13 Das Bundesverwaltungsgericht hat sich in seiner rechtlichen Beurteilung zu den Voraussetzungen für die Zuerkennung subsidiären Schutzes nicht mit den Feststellungen zu Kabul auseinandergesetzt. Den - zum Entscheidungszeitpunkt im März 2018 getroffenen - Feststellungen ist zwar zu entnehmen, dass die dortige Lage sowohl hinsichtlich der Sicherheitslage als auch der wirtschaftlichen Situation angespannt sei. Das Prüfungskalkül des Art. 3 EMRK für die Annahme einer solchen Menschenrechtsverletzung erfordert aber das Vorhandensein einer die Grundbedürfnisse der menschlichen Existenz bedrohenden Lebenssituation unter exzeptionellen Umständen. Derartige Umstände liegen nach den Feststellungen des angefochtenen Erkenntnisses in Bezug auf Kabul jedoch nicht vor. 14 Das Bundesverwaltungsgericht hat mit seinen Feststellungen zwar die Möglichkeit einer schwierigen Lebenssituation für den Mitbeteiligten im Fall seiner Rückführung nach Kabul aufgezeigt, dies in Bezug auf die Arbeitsplatz- und Wohnraumsuche sowie in wirtschaftlicher Hinsicht. Die reale Gefahr existenzbedrohender Verhältnisse und somit eine Verletzung des Art. 3 EMRK im Sinn der obigen Rechtsgrundsätze wird damit aber nicht dargetan (vgl. VwGH 5.12.2017, Ra 2017/01/0236, mwN).

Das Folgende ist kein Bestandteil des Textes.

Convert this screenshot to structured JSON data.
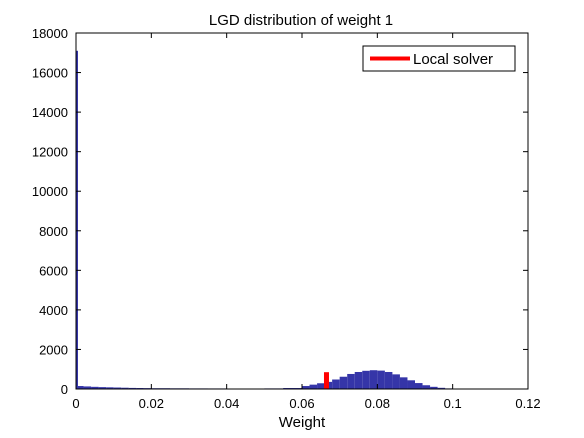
{
  "chart_data": {
    "type": "bar",
    "title": "LGD distribution of weight 1",
    "xlabel": "Weight",
    "ylabel": "",
    "xlim": [
      0,
      0.12
    ],
    "ylim": [
      0,
      18000
    ],
    "xticks": [
      "0",
      "0.02",
      "0.04",
      "0.06",
      "0.08",
      "0.1",
      "0.12"
    ],
    "yticks": [
      "0",
      "2000",
      "4000",
      "6000",
      "8000",
      "10000",
      "12000",
      "14000",
      "16000",
      "18000"
    ],
    "grid": false,
    "legend": {
      "placement": "top-right",
      "entries": [
        {
          "name": "Local solver",
          "color": "#ff0000"
        }
      ]
    },
    "series": [
      {
        "kind": "histogram",
        "color": "#3535a8",
        "spike": {
          "x": 0.0003,
          "count": 17100
        },
        "bins": [
          [
            0.0,
            150
          ],
          [
            0.002,
            130
          ],
          [
            0.004,
            110
          ],
          [
            0.006,
            95
          ],
          [
            0.008,
            85
          ],
          [
            0.01,
            75
          ],
          [
            0.012,
            65
          ],
          [
            0.014,
            55
          ],
          [
            0.016,
            50
          ],
          [
            0.018,
            45
          ],
          [
            0.02,
            40
          ],
          [
            0.025,
            35
          ],
          [
            0.03,
            30
          ],
          [
            0.035,
            28
          ],
          [
            0.04,
            25
          ],
          [
            0.045,
            25
          ],
          [
            0.05,
            30
          ],
          [
            0.055,
            50
          ],
          [
            0.06,
            150
          ],
          [
            0.062,
            220
          ],
          [
            0.064,
            290
          ],
          [
            0.066,
            360
          ],
          [
            0.068,
            480
          ],
          [
            0.07,
            620
          ],
          [
            0.072,
            760
          ],
          [
            0.074,
            860
          ],
          [
            0.076,
            920
          ],
          [
            0.078,
            950
          ],
          [
            0.08,
            930
          ],
          [
            0.082,
            860
          ],
          [
            0.084,
            740
          ],
          [
            0.086,
            590
          ],
          [
            0.088,
            440
          ],
          [
            0.09,
            300
          ],
          [
            0.092,
            190
          ],
          [
            0.094,
            110
          ],
          [
            0.096,
            60
          ],
          [
            0.098,
            30
          ],
          [
            0.1,
            15
          ],
          [
            0.102,
            8
          ],
          [
            0.104,
            4
          ],
          [
            0.106,
            2
          ],
          [
            0.108,
            1
          ],
          [
            0.11,
            0
          ]
        ]
      },
      {
        "name": "Local solver",
        "kind": "marker-bar",
        "color": "#ff0000",
        "x": 0.0665,
        "value": 850
      }
    ]
  }
}
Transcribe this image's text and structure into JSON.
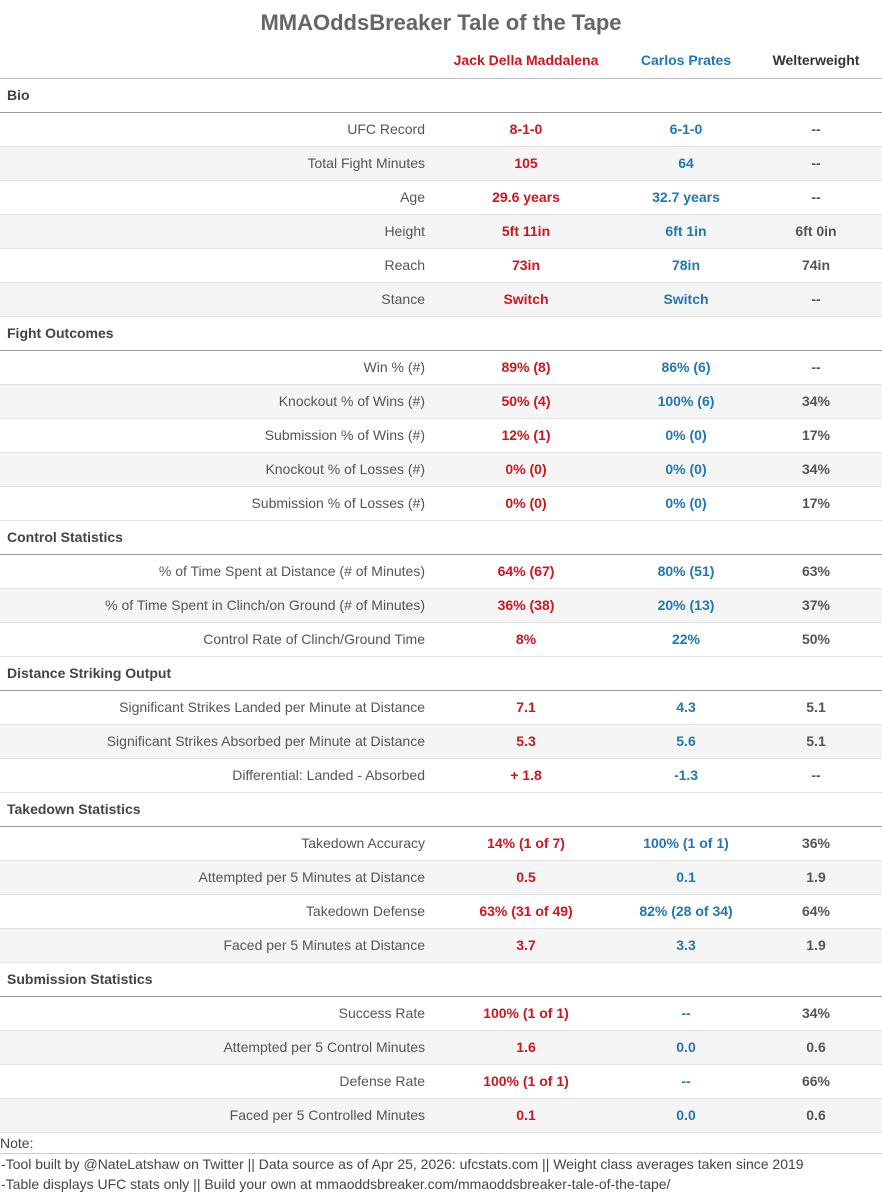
{
  "title": "MMAOddsBreaker Tale of the Tape",
  "columns": {
    "fighter1": "Jack Della Maddalena",
    "fighter2": "Carlos Prates",
    "weight_class": "Welterweight"
  },
  "colors": {
    "fighter1": "#d0161c",
    "fighter2": "#1f77b4"
  },
  "sections": [
    {
      "title": "Bio",
      "rows": [
        {
          "label": "UFC Record",
          "f1": "8-1-0",
          "f2": "6-1-0",
          "avg": "--"
        },
        {
          "label": "Total Fight Minutes",
          "f1": "105",
          "f2": "64",
          "avg": "--"
        },
        {
          "label": "Age",
          "f1": "29.6 years",
          "f2": "32.7 years",
          "avg": "--"
        },
        {
          "label": "Height",
          "f1": "5ft 11in",
          "f2": "6ft 1in",
          "avg": "6ft 0in"
        },
        {
          "label": "Reach",
          "f1": "73in",
          "f2": "78in",
          "avg": "74in"
        },
        {
          "label": "Stance",
          "f1": "Switch",
          "f2": "Switch",
          "avg": "--"
        }
      ]
    },
    {
      "title": "Fight Outcomes",
      "rows": [
        {
          "label": "Win % (#)",
          "f1": "89% (8)",
          "f2": "86% (6)",
          "avg": "--"
        },
        {
          "label": "Knockout % of Wins (#)",
          "f1": "50% (4)",
          "f2": "100% (6)",
          "avg": "34%"
        },
        {
          "label": "Submission % of Wins (#)",
          "f1": "12% (1)",
          "f2": "0% (0)",
          "avg": "17%"
        },
        {
          "label": "Knockout % of Losses (#)",
          "f1": "0% (0)",
          "f2": "0% (0)",
          "avg": "34%"
        },
        {
          "label": "Submission % of Losses (#)",
          "f1": "0% (0)",
          "f2": "0% (0)",
          "avg": "17%"
        }
      ]
    },
    {
      "title": "Control Statistics",
      "rows": [
        {
          "label": "% of Time Spent at Distance (# of Minutes)",
          "f1": "64% (67)",
          "f2": "80% (51)",
          "avg": "63%"
        },
        {
          "label": "% of Time Spent in Clinch/on Ground (# of Minutes)",
          "f1": "36% (38)",
          "f2": "20% (13)",
          "avg": "37%"
        },
        {
          "label": "Control Rate of Clinch/Ground Time",
          "f1": "8%",
          "f2": "22%",
          "avg": "50%"
        }
      ]
    },
    {
      "title": "Distance Striking Output",
      "rows": [
        {
          "label": "Significant Strikes Landed per Minute at Distance",
          "f1": "7.1",
          "f2": "4.3",
          "avg": "5.1"
        },
        {
          "label": "Significant Strikes Absorbed per Minute at Distance",
          "f1": "5.3",
          "f2": "5.6",
          "avg": "5.1"
        },
        {
          "label": "Differential: Landed - Absorbed",
          "f1": "+ 1.8",
          "f2": "-1.3",
          "avg": "--"
        }
      ]
    },
    {
      "title": "Takedown Statistics",
      "rows": [
        {
          "label": "Takedown Accuracy",
          "f1": "14% (1 of 7)",
          "f2": "100% (1 of 1)",
          "avg": "36%"
        },
        {
          "label": "Attempted per 5 Minutes at Distance",
          "f1": "0.5",
          "f2": "0.1",
          "avg": "1.9"
        },
        {
          "label": "Takedown Defense",
          "f1": "63% (31 of 49)",
          "f2": "82% (28 of 34)",
          "avg": "64%"
        },
        {
          "label": "Faced per 5 Minutes at Distance",
          "f1": "3.7",
          "f2": "3.3",
          "avg": "1.9"
        }
      ]
    },
    {
      "title": "Submission Statistics",
      "rows": [
        {
          "label": "Success Rate",
          "f1": "100% (1 of 1)",
          "f2": "--",
          "avg": "34%"
        },
        {
          "label": "Attempted per 5 Control Minutes",
          "f1": "1.6",
          "f2": "0.0",
          "avg": "0.6"
        },
        {
          "label": "Defense Rate",
          "f1": "100% (1 of 1)",
          "f2": "--",
          "avg": "66%"
        },
        {
          "label": "Faced per 5 Controlled Minutes",
          "f1": "0.1",
          "f2": "0.0",
          "avg": "0.6"
        }
      ]
    }
  ],
  "notes": {
    "heading": "Note:",
    "lines": [
      "-Tool built by @NateLatshaw on Twitter || Data source as of Apr 25, 2026: ufcstats.com || Weight class averages taken since 2019",
      "-Table displays UFC stats only || Build your own at mmaoddsbreaker.com/mmaoddsbreaker-tale-of-the-tape/"
    ]
  }
}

15 Aber auch die Annahme des Bundesverwaltungsgerichts, dem Mitbeteiligten sei die Inanspruchnahme einer innerstaatlichen Fluchtalternative in Kabul nicht zumutbar, ist eine rechtliche Beurteilung, die in den Feststellungen keine Deckung findet. 16 So reicht nach der Rechtsprechung des Verwaltungsgerichtshofes eine schwierige Lebenssituation (bei der Arbeitsplatz- und Wohnraumsuche sowie in wirtschaftlicher Hinsicht), die ein Asylwerber bei Rückführung in das als innerstaatliche Fluchtalternative geprüfte Gebiet vorfinden würde, für sich betrachtet nicht aus, um eine innerstaatliche Fluchtalternative zu verneinen. Mit Bezug auf die Verhältnisse in Afghanistan wurde ausgeführt, es könne zutreffen, dass ein alleinstehender Rückkehrer ohne familiären Rückhalt und ohne finanzielle Unterstützung in der afghanischen Hauptstadt Kabul (anfangs) mit wirtschaftlichen Schwierigkeiten konfrontiert sei. Soweit es sich aber um einen jungen und gesunden Mann, der über Schulbildung und Berufserfahrung verfüge, handle, sei - auf der Grundlage der allgemeinen Länderfeststellungen zur Lage im Herkunftsstaat - nicht zu erkennen, dass eine Neuansiedlung in Kabul nicht zugemutet werden könne. Dies stehe auch im Einklang mit der Einschätzung der - im Zeitpunkt der Entscheidung des Bundesverwaltungsgerichts maßgeblichen - UNHCR-Richtlinien zur Feststellung des Internationalen Schutzbedarfs afghanischer Asylsuchender vom 19. April 2016, denen zufolge es alleinstehenden, leistungsfähigen Männern im berufsfähigen Alter ohne spezifische Vulnerabilität möglich sei, auch ohne Unterstützung durch die Familie in urbaner Umgebung zu leben (vgl. zB VwGH 10.9.2018, Ra 2018/19/0312, mwN).

17 Das Bundesverwaltungsgericht ist somit von der hg. Rechtsprechung abgewichen, weshalb die Entscheidung - im Umfang der Anfechtung - wegen inhaltlicher Rechtswidrigkeit gemäß § 42 Abs. 2 Z 1 VwGG aufzuheben war.